Washing hands with soap before meals and after going to the toilet was the central message of Hand-Washing Day. It may seem a logical enough matter, but hundreds of millions of people the world over are not aware of the significance of so simple an act. Doing so is the simplest and cheapest way of preventing children from contracting diarrhoea and respiratory infections. In Indonesia alone, in 2006, those scourges were responsible for more than 40 per cent of child deaths. Severe acute respiratory syndrome would have been less deadly had we paid more attention to cleanliness. If only the calendar was not so blurred by other issues, Wednesday would have been an ideal time to reinforce in the minds of my children and those I spoke to about how important a little bit of soap can be. International years have been designated by the UN since 1959 to draw attention to major issues and encourage action to address concerns that have global ramifications. The idea was so successful - I still remember the events organised for International Women's Year in 1975, the International Year of the Child in 1979 and the International Year of the Disabled two years later - that it was extended to weeks, days and decades.

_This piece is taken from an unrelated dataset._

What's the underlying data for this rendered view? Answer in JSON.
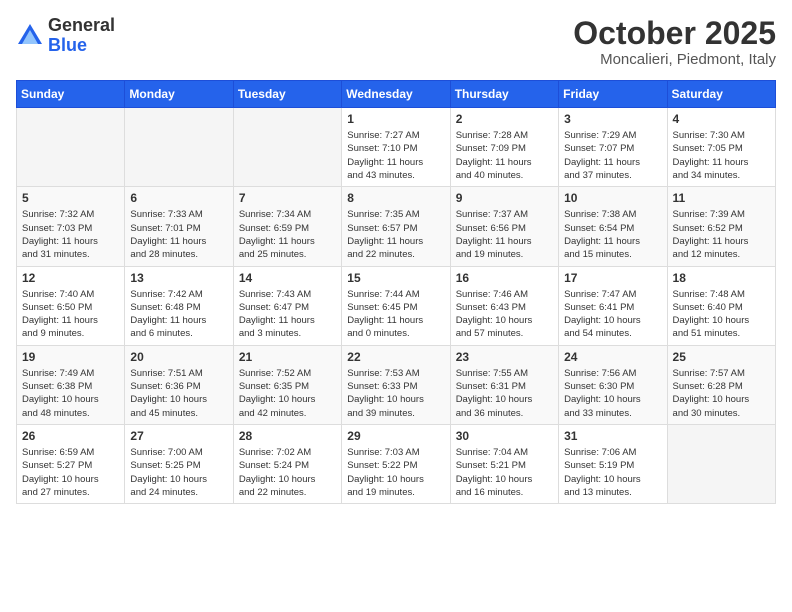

Unfortunately, the initial guiding principle that every year should not be allocated to a cause for fiscal reasons and to avoid trivialisation has been lost in the UN's expansion of budget and powers. There are now so many special occasions that few of us pay them much attention.

The result is that I am well aware that November 19 is World Toilet Day, but I had to check when Human Rights Day falls (it's on December 10). That there is a day set aside to celebrate the humble toilet is more striking to me than World Meteorological Day (March 23), World Information Society Day (May 17) or International Volunteer Day for Economic and Social Development (December 5).

World Toilet Day - to raise awareness of the global sanitation crisis - is not even a UN event; the World Toilet Organisation is behind it. I have already downloaded a Tinkle Test poster and pledge to spend a penny for charity to help the 2.6 billion people in the world who risk disease because they don't have toilets.

No guidelines exist within the UN for the proclamation of international days. Nor is a single UN office responsible for co-ordinating and overseeing the days proclaimed by UN agencies. In the interests of important issues being given due global attention, it is time for the UN to clear the calendar and start afresh.